I smirked as I stopped on the little landing dividing the lower half of the stairs from the upper half that led up to Kat’s and my room. My fingers ran over the wooden boards of the wall until they hooked into the little crevices between the boards. With very little force on my part, the hidden door popped open, and I stepped out onto the landing. Laughs and conversation ricocheted up from the main floor. Albo’s silhouette, lanky and tall and topped with a dandelion of brown-black hair, cast a faded shadow behind him.

“Damn.” He took a drag from his cigar. “Didn’t think anyone would find me up here.” His hand clung tightly to one of the wooden beams jutting out from the wall behind us as he leaned precariously over the edge of the landing.

I tip-toed to the edge and grabbed a beam myself, but with both hands. “I’m the one who told you where this place was. You shouldn’t be so surprised.” I know you have a master key for some reason.

He took another drag. A scent of black cherry and ash tickled my nose. Interesting, last week he was smoking cinnamon flavored.
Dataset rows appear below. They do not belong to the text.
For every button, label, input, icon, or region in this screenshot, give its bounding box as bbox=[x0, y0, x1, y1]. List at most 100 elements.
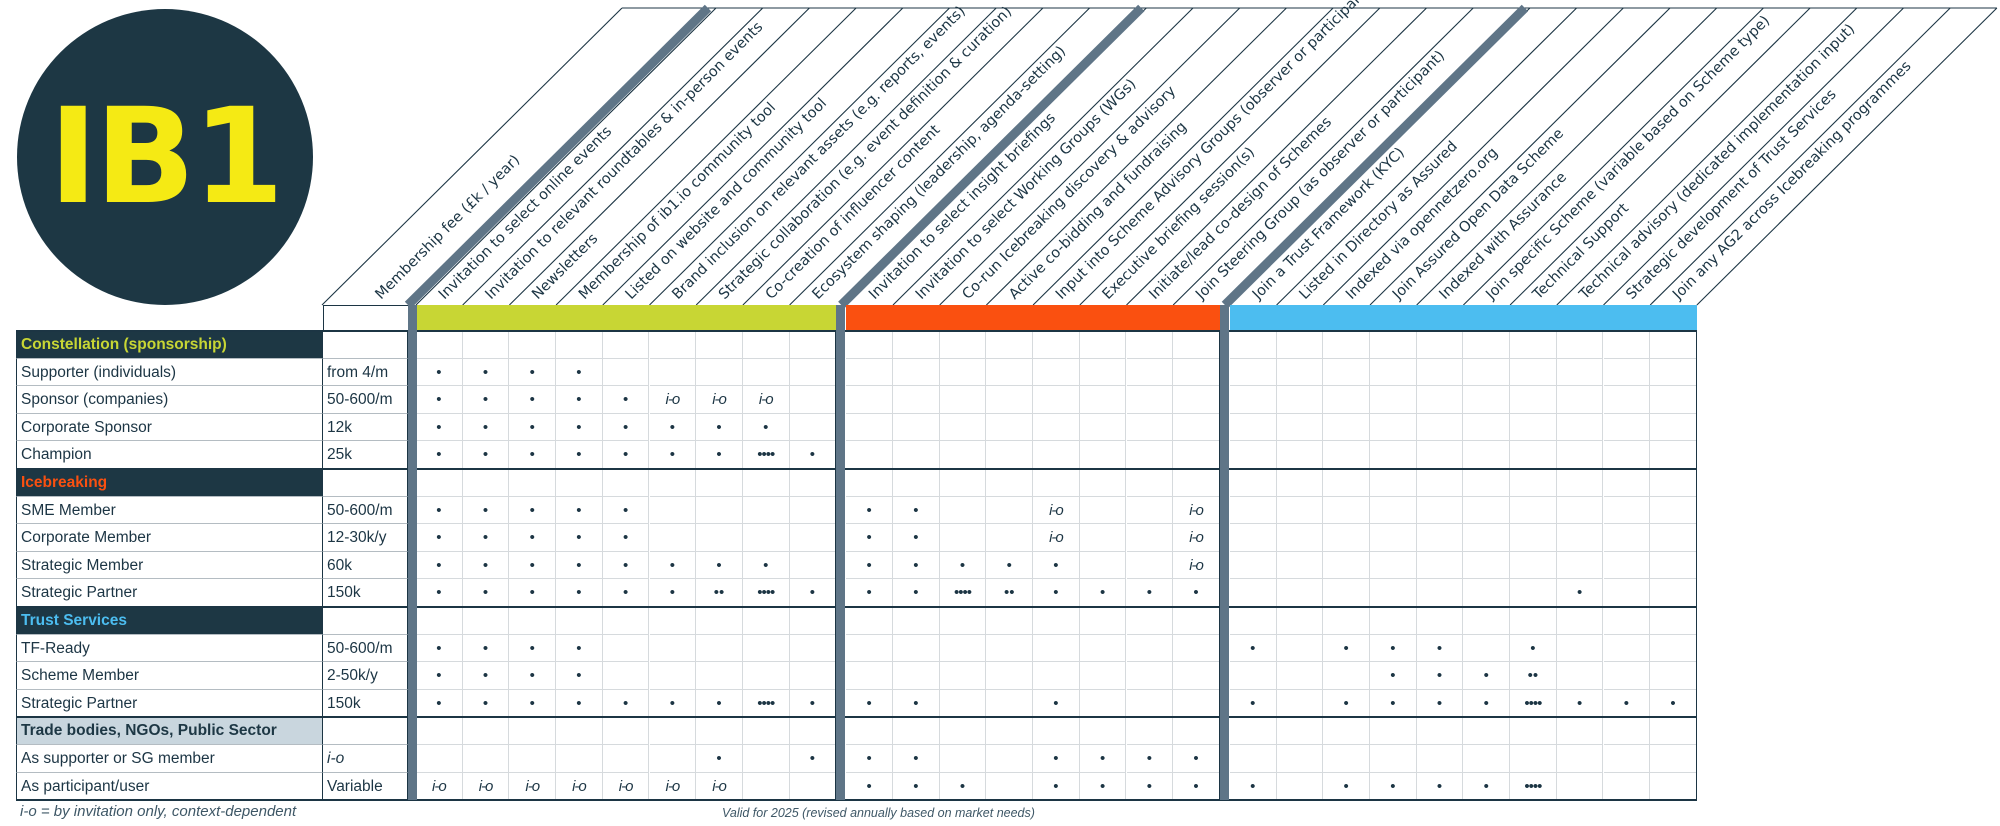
section-spacer-cell bbox=[602, 469, 650, 497]
benefit-cell bbox=[1276, 358, 1324, 387]
benefit-cell bbox=[1173, 358, 1220, 387]
benefit-cell: • bbox=[1079, 579, 1127, 607]
benefit-cell: • bbox=[1229, 634, 1277, 663]
benefit-cell: •••• bbox=[1510, 689, 1557, 718]
benefit-cell bbox=[1463, 579, 1511, 607]
benefit-cell bbox=[1079, 496, 1127, 525]
group-color-bar bbox=[1229, 305, 1697, 331]
benefit-cell: • bbox=[1463, 689, 1511, 718]
benefit-cell bbox=[939, 441, 987, 469]
benefit-cell: • bbox=[416, 358, 463, 387]
benefit-cell bbox=[1173, 386, 1220, 414]
benefit-cell: • bbox=[1033, 745, 1080, 773]
benefit-cell: • bbox=[416, 441, 463, 469]
benefit-cell bbox=[1463, 358, 1511, 387]
benefit-cell: • bbox=[893, 772, 940, 801]
section-border bbox=[16, 468, 1697, 470]
benefit-cell: • bbox=[602, 413, 650, 442]
section-spacer-cell bbox=[696, 607, 743, 635]
benefit-cell bbox=[1276, 524, 1324, 552]
benefit-cell bbox=[939, 358, 987, 387]
benefit-cell bbox=[1510, 358, 1557, 387]
benefit-cell: • bbox=[556, 496, 603, 525]
logo-text: IB1 bbox=[48, 80, 285, 234]
benefit-cell: • bbox=[462, 524, 510, 552]
section-spacer-cell bbox=[556, 331, 603, 359]
header-col-line bbox=[1696, 7, 1998, 306]
section-spacer-cell bbox=[1173, 331, 1220, 359]
section-spacer-cell bbox=[509, 469, 557, 497]
benefit-cell bbox=[1276, 441, 1324, 469]
tier-fee: 60k bbox=[323, 551, 408, 580]
benefit-cell bbox=[1416, 441, 1464, 469]
benefit-cell bbox=[1033, 634, 1080, 663]
benefit-cell: i-o bbox=[1033, 496, 1080, 525]
benefit-cell bbox=[1079, 634, 1127, 663]
section-spacer-cell bbox=[509, 607, 557, 635]
benefit-cell: • bbox=[649, 551, 697, 580]
header-col-line bbox=[1509, 7, 1811, 306]
section-spacer-cell bbox=[1510, 331, 1557, 359]
benefit-cell bbox=[1173, 441, 1220, 469]
benefit-cell: • bbox=[462, 689, 510, 718]
section-spacer-cell bbox=[1416, 331, 1464, 359]
benefit-cell bbox=[649, 745, 697, 773]
benefit-cell bbox=[1556, 386, 1604, 414]
benefit-cell: • bbox=[742, 551, 790, 580]
benefit-cell bbox=[846, 634, 893, 663]
benefit-cell: • bbox=[462, 551, 510, 580]
header-col-line bbox=[892, 7, 1194, 306]
section-spacer-cell bbox=[742, 469, 790, 497]
benefit-cell bbox=[1229, 662, 1277, 690]
section-spacer-cell bbox=[986, 469, 1034, 497]
section-spacer-cell bbox=[1276, 469, 1324, 497]
section-spacer-cell bbox=[1229, 331, 1277, 359]
benefit-cell: • bbox=[1229, 689, 1277, 718]
benefit-cell bbox=[1276, 386, 1324, 414]
benefit-cell bbox=[1510, 524, 1557, 552]
benefit-cell: • bbox=[1033, 689, 1080, 718]
section-spacer-cell bbox=[462, 331, 510, 359]
tier-label: Strategic Partner bbox=[16, 579, 323, 607]
benefit-cell: • bbox=[789, 689, 837, 718]
benefit-cell: • bbox=[1463, 662, 1511, 690]
benefit-cell: • bbox=[696, 745, 743, 773]
benefit-cell: • bbox=[1416, 662, 1464, 690]
benefit-cell: •••• bbox=[742, 579, 790, 607]
benefit-cell: • bbox=[893, 524, 940, 552]
benefit-cell bbox=[1323, 551, 1370, 580]
header-col-line bbox=[1556, 7, 1858, 306]
section-fee-blank bbox=[323, 607, 408, 635]
tier-label: Strategic Member bbox=[16, 551, 323, 580]
benefit-cell bbox=[1556, 524, 1604, 552]
benefit-cell bbox=[1276, 413, 1324, 442]
benefit-cell bbox=[1650, 413, 1697, 442]
benefit-cell bbox=[1416, 745, 1464, 773]
benefit-cell bbox=[602, 745, 650, 773]
benefit-cell: • bbox=[1463, 772, 1511, 801]
benefit-cell bbox=[1603, 551, 1651, 580]
benefit-cell bbox=[1173, 689, 1220, 718]
section-spacer-cell bbox=[649, 331, 697, 359]
benefit-cell: • bbox=[462, 386, 510, 414]
section-spacer-cell bbox=[986, 607, 1034, 635]
benefit-cell: i-o bbox=[1033, 524, 1080, 552]
section-spacer-cell bbox=[1510, 469, 1557, 497]
benefit-cell bbox=[789, 662, 837, 690]
benefit-cell bbox=[1126, 413, 1174, 442]
benefit-cell bbox=[1126, 441, 1174, 469]
section-spacer-cell bbox=[1603, 607, 1651, 635]
header-col-line bbox=[602, 7, 904, 306]
benefit-cell bbox=[1033, 413, 1080, 442]
benefit-cell bbox=[1323, 413, 1370, 442]
benefit-cell bbox=[649, 524, 697, 552]
benefit-cell bbox=[1603, 772, 1651, 801]
section-spacer-cell bbox=[1323, 607, 1370, 635]
benefit-cell: •••• bbox=[1510, 772, 1557, 801]
section-spacer-cell bbox=[1033, 331, 1080, 359]
benefit-cell: • bbox=[416, 524, 463, 552]
benefit-cell bbox=[416, 745, 463, 773]
benefit-cell bbox=[1510, 579, 1557, 607]
benefit-cell: i-o bbox=[602, 772, 650, 801]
“My Aunt is looking for you.”

“Yeah, yeah, I’ll go back soon. You leave five minutes, and suddenly everyone’s on your ass.”

Probably half an hour.

I leaned further over the edge, letting the beam hold my weight. The people below looked so jovial from up here. A trio of light-class men in red and blue velvet suits sat laughing at the bar. Their voices were lost to distance, but I imagined they were laughing at some innocent thought. Maybe that’s why my secret little landing occupied a special corner in my heart. I could look down on the diverse company below and hear the buzz of the night without actually listening to a word. Rather than being on the edge of Bexbury—flanked by the forest on one side and the mostly dark-class homes and businesses on the other—we were drifting in an ocean where none of the outside world existed.

“Come up here to read?” Albo nodded to my stack of books pressed against the wall behind us.

“What else is there for people like us to do besides dive into fantasy?”

“Can’t live in a fantasy world forever, Evie. Have to face reality sooner or later.”

The same group of men I’d overheard before were still gathered near the fire, downing new pints of beer and eyeing Christa as she descended the stairs across the room.

“What if reality is less than appealing?”

Albo took a long drag from his cigar, taking a long time to breathe the smoke out. “Then change it.”

He held the butt of his cigar over the edge, balancing it between his fingers. A tall, muscled soldier who was paler than the moon lingered just under it. His head was in the perfect position to catch the still red cigar butt. Albo held it out for a few seconds, and for a moment, I thought he might actually do it.

Albo crushed the butt in his palm. “Enjoy your stories.” He stuffed the crushed butt into his pocket, then slipped out the door, leaving me alone.

I pulled myself back from the ledge and leaned back against my wall, sliding down next to my stack of books.

Across the barn through the beams and rafters, I made out Kat’s golden hair and her alluring pink dress ascending the stairs. A heavy-set light-class man followed right behind her. My heart clenched in my chest. Was that going to be my reality?

I averted my eyes. No, I could change anything—that’s what my nights with Jace and Gilow were for. I’d deal with fixing my reality when I had to.

But for tonight, I wanted to drift away.

So I pulled my current volume of Taliver off the top of the stack and opened the book.